Lab-Made Fireball May Be a Black Hole
MoogMan writes "BBC News reports that a lab fireball may be a black hole.
From the article: "A fireball created in a US particle accelerator has the characteristics of a black hole, a physicist has said. The Brown researcher thinks the particles are disappearing into the fireball's core and reappearing as thermal radiation, just as matter falls into a black hole and comes out as "Hawking" radiation." More information available from the NewScientist article (subscription required)."
Actually, at scales this small gravity is not the dominating force (thats from the article). A gust of wind would literally blow the black hole apart. Its actually pretty interesting from a research perspective. You can see how black holes work, throw something in, see how it comes out, etc... The only thing though is that in order to have some real fun you really do need massive blackholes because then you can warp spacetime and have well defined event horizons etc...
Regards,
Steve
You will need: a microscopic black hole having enough mass not to evaporate instantly.
Actually: You need one big enough to evaporate more slowly than it absorbs matter on its trip.
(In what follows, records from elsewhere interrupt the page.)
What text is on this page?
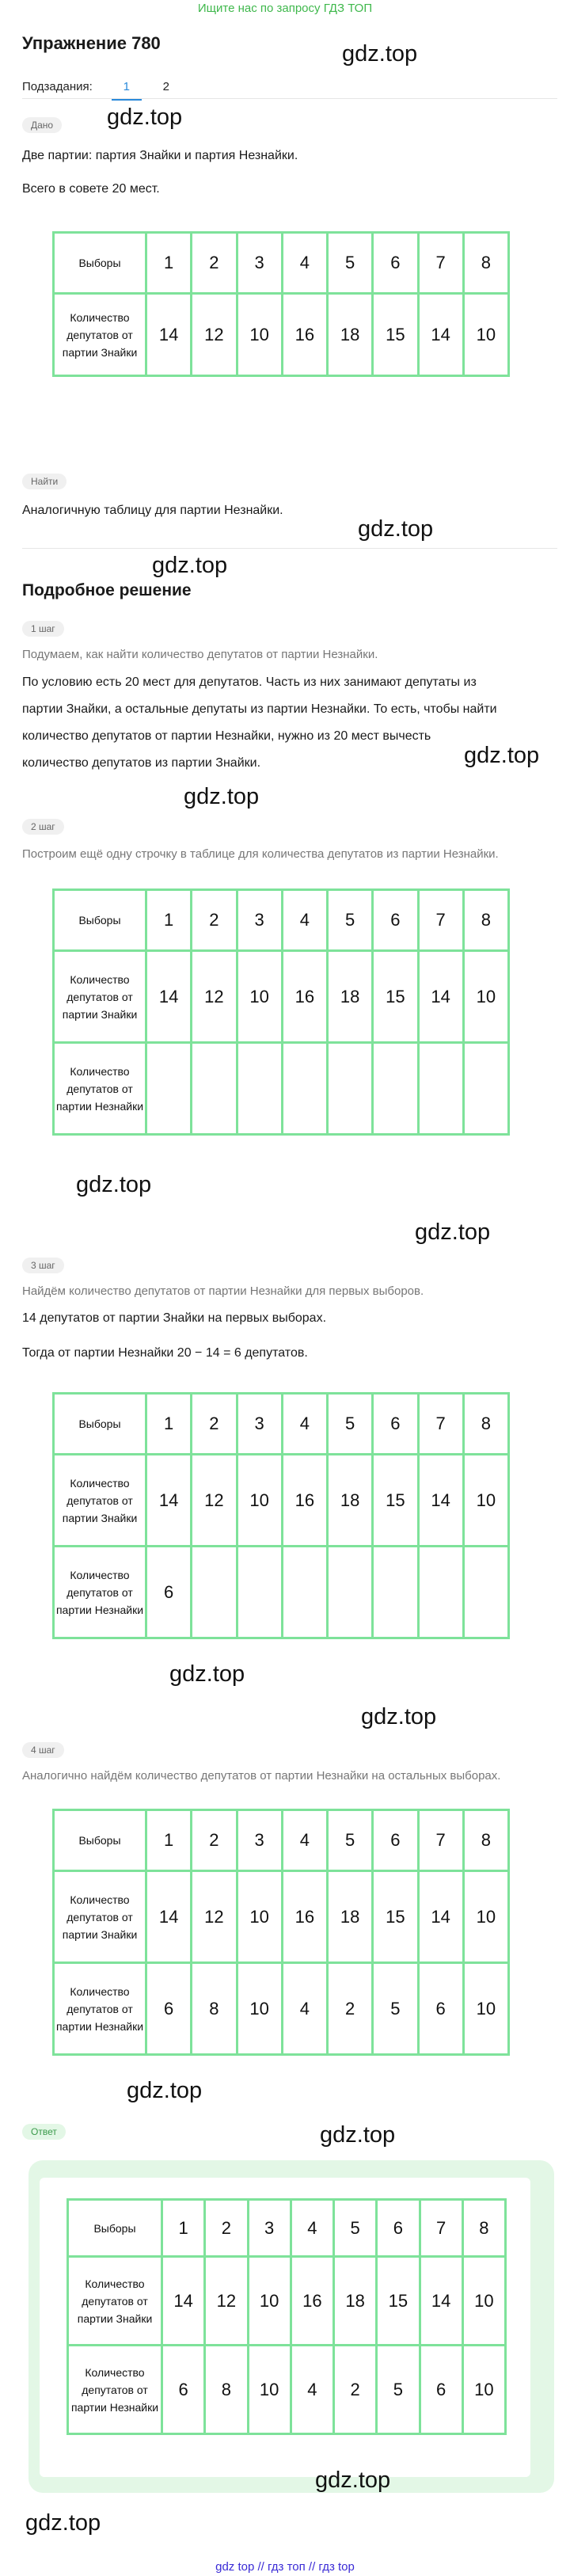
Ищите нас по запросу ГДЗ ТОП
Упражнение 780	gdz.top
Подзадания:	1	2
Дано	gdz.top
Две партии: партия Знайки и партия Незнайки.
Всего в совете 20 мест.
Выборы	1	2	3	4	5	6	7	8
Количество депутатов от партии Знайки	14	12	10	16	18	15	14	10
Найти
Аналогичную таблицу для партии Незнайки.
gdz.top
gdz.top
Подробное решение
1 шаг
Подумаем, как найти количество депутатов от партии Незнайки.
По условию есть 20 мест для депутатов. Часть из них занимают депутаты из
партии Знайки, а остальные депутаты из партии Незнайки. То есть, чтобы найти
количество депутатов от партии Незнайки, нужно из 20 мест вычесть
количество депутатов из партии Знайки.	gdz.top
gdz.top
2 шаг
Построим ещё одну строчку в таблице для количества депутатов из партии Незнайки.
Выборы	1	2	3	4	5	6	7	8
Количество депутатов от партии Знайки	14	12	10	16	18	15	14	10
Количество депутатов от партии Незнайки								
gdz.top
gdz.top
3 шаг
Найдём количество депутатов от партии Незнайки для первых выборов.
14 депутатов от партии Знайки на первых выборах.
Тогда от партии Незнайки 20 − 14 = 6 депутатов.
Выборы	1	2	3	4	5	6	7	8
Количество депутатов от партии Знайки	14	12	10	16	18	15	14	10
Количество депутатов от партии Незнайки	6							
gdz.top
gdz.top
4 шаг
Аналогично найдём количество депутатов от партии Незнайки на остальных выборах.
Выборы	1	2	3	4	5	6	7	8
Количество депутатов от партии Знайки	14	12	10	16	18	15	14	10
Количество депутатов от партии Незнайки	6	8	10	4	2	5	6	10
gdz.top
gdz.top
Ответ
Выборы	1	2	3	4	5	6	7	8
Количество депутатов от партии Знайки	14	12	10	16	18	15	14	10
Количество депутатов от партии Незнайки	6	8	10	4	2	5	6	10
gdz.top
gdz.top
gdz top // гдз топ // гдз top
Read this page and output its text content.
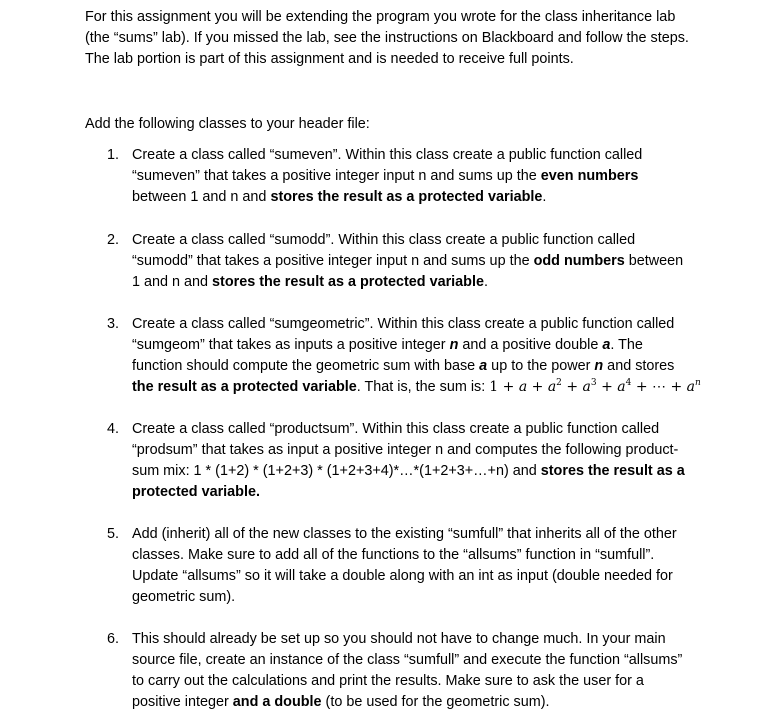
For this assignment you will be extending the program you wrote for the class inheritance lab
(the “sums” lab). If you missed the lab, see the instructions on Blackboard and follow the steps.
The lab portion is part of this assignment and is needed to receive full points.
Add the following classes to your header file:
1. Create a class called “sumeven”. Within this class create a public function called
“sumeven” that takes a positive integer input n and sums up the even numbers
between 1 and n and stores the result as a protected variable.
2. Create a class called “sumodd”. Within this class create a public function called
“sumodd” that takes a positive integer input n and sums up the odd numbers between
1 and n and stores the result as a protected variable.
3. Create a class called “sumgeometric”. Within this class create a public function called
“sumgeom” that takes as inputs a positive integer n and a positive double a. The
function should compute the geometric sum with base a up to the power n and stores
the result as a protected variable. That is, the sum is: $1 + a + a^2 + a^3 + a^4$ + ⋯ + $a^n$
4. Create a class called “productsum”. Within this class create a public function called
“prodsum” that takes as input a positive integer n and computes the following product-
sum mix: 1 * (1+2) * (1+2+3) * (1+2+3+4)*…*(1+2+3+…+n) and stores the result as a
protected variable.
5. Add (inherit) all of the new classes to the existing “sumfull” that inherits all of the other
classes. Make sure to add all of the functions to the “allsums” function in “sumfull”.
Update “allsums” so it will take a double along with an int as input (double needed for
geometric sum).
6. This should already be set up so you should not have to change much. In your main
source file, create an instance of the class “sumfull” and execute the function “allsums”
to carry out the calculations and print the results. Make sure to ask the user for a
positive integer and a double (to be used for the geometric sum).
Given the tiny cross-section of even quite massive black holes and high radiation rates when they're small, this is a moderately large - and extremely massive - object.
The black hole will plummet through the ground, eating its way to the centre of the Earth and all the way through to the other side: then, it'll oscillate back, over and over like a might come to rest at the core due to the resistance of the matter it passes through, [...]
As it absorbs the matter it also absorbs its momentum. If it absorbs any non-trivial amount of material on its way through it doesn't get near the surface even on the high point of its first half-orbit.
[...] but it'll have riddled the planet full of holes long before then
Except very near the surface the planet will have collapsed the holes as fast as they form.
Also, it has to be moderately large by the time it gets to a near-stop at the core. While it's orbiting at about planetary diameter it's passing through lots of stuff. Once it's at the core it's depending on the pressure to push stuff to it. So it has to be big enough by then that the absorbtion from pressure beats the losses through hawking radiation.
But even if it evaporates it will have converted a significant mass to energy. Do this enough and something that wouldn't detectably affect the planetary radius could cause a LOT of volcanism - at some geologic time later when the heat makes it to the surface.
Bantam Dominique roosters crow a four-note song. Once you've heard it as "Happy BIRTHday" you can't NOT hear it that way
It was my understanding that Hawking radiation is the emission of either a particle or antiparticle from a pair of the two generated just this side of the event horizon of a black hole, where the particle's partner falls into the event horizon and the particle floats on to live another day, appearing as radiation emitting from the black hole. The pair only comes into existence with a boost from the gravity of the black hole.
If this is done in a particle accelerator, which is a vacuum, and the objects with which we're dealing are gluons and other sub-atomic particles, how can their resultant mass be high enough to generate the requisite gravity for such a thing, and from where is the pair made in the vacuum?
At the least, shouldn't the other forces override the strength of gravity by an enormous amount?
This reminds me of something I saw from a while back, the idea of an optical black hole.
Basically, it has nothing to do with gravitational black holes, but the semi-hysterical press stories didn't pick up on that at the time either.
I'd explain it, but follow the link, or try this one for something clearer and simpler. I got these links from this search, but not all the results look relevant. Still, you may be able to find more, at least starting there.
Hmm, could you levitate a black hole against the force of gravity and feed it matter at a rate equal to its evaporation rate, then use the radiated energy as a heat source?
Would such a construct be a useful direct mass to energy conversion device? Or would it just irradiate all the mass in the vicinity, producing lots of radioactive crap to get rid of?
Now, the LHC (Large Hadron Collider), that's a different story. Here the energy density and black hole production cross sections are actually high enough, a black hole production signal could actually be measured.
Sadly, in all cases, the black holes evaporate harmlessly.